Quali sono i numeri del Centro?
Seguiamo circa 2.300 pazienti in follow-up; oltre il 95% ha viremia negativa; quindi, obiettivo terapeutico raggiunto nella quasi totalità. Più di 100 sono già in terapia long-acting, con miglioramenti anche sulla qualità di vita.
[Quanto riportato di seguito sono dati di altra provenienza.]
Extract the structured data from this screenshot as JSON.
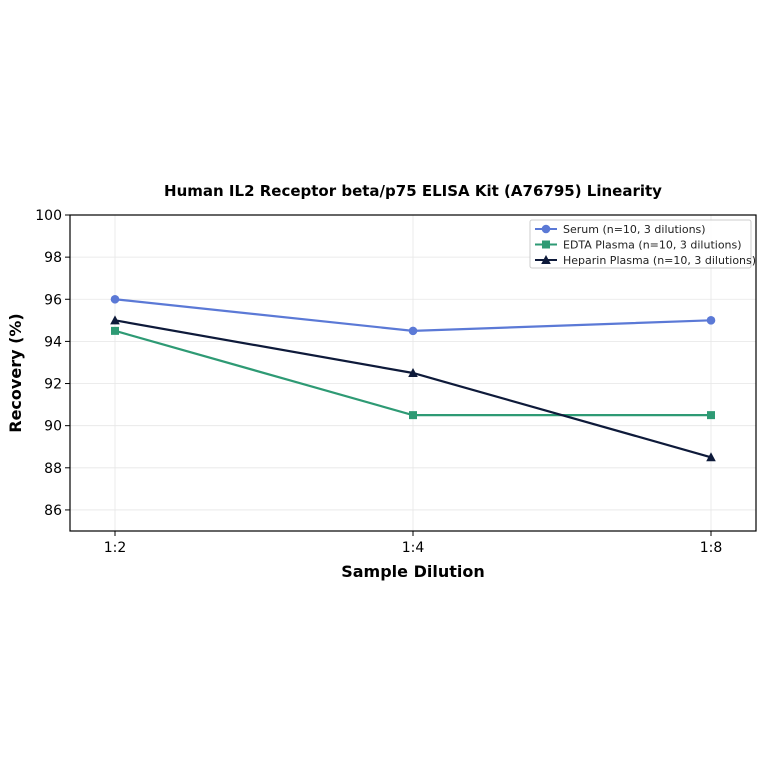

Collaboriamo con altri centri e istituzioni per campagne e screening, e lavoriamo per aumentare la consapevolezza anche tra medici di altre specialità.
Quali popolazioni richiedono maggiore attenzione?
I giovani, tra i quali si osserva un aumento di diagnosi per scarsa consapevolezza. Ma anche gli anziani che, pur vivendo più a lungo grazie alla terapia, presentano immunoattivazione persistente e invecchiamento biologico accelerato, con maggior rischio di neoplasie ed eventi cardiovascolari. Abbiamo avviato un percorso multidisciplinare con oncologi per gestire pazienti con Hiv e neoplasie.
In conclusione, che messaggio vorrebbe trasmettere all’opinione pubblica?
L’Hiv non è una condanna. Si può e si deve prevenire e curare. La vera condanna oggi è l’ignoranza dell’infezione e lo stigma. Con diagnosi e terapia tempestive si interrompe la trasmissione del virus e si può avere una buona qualità di vita.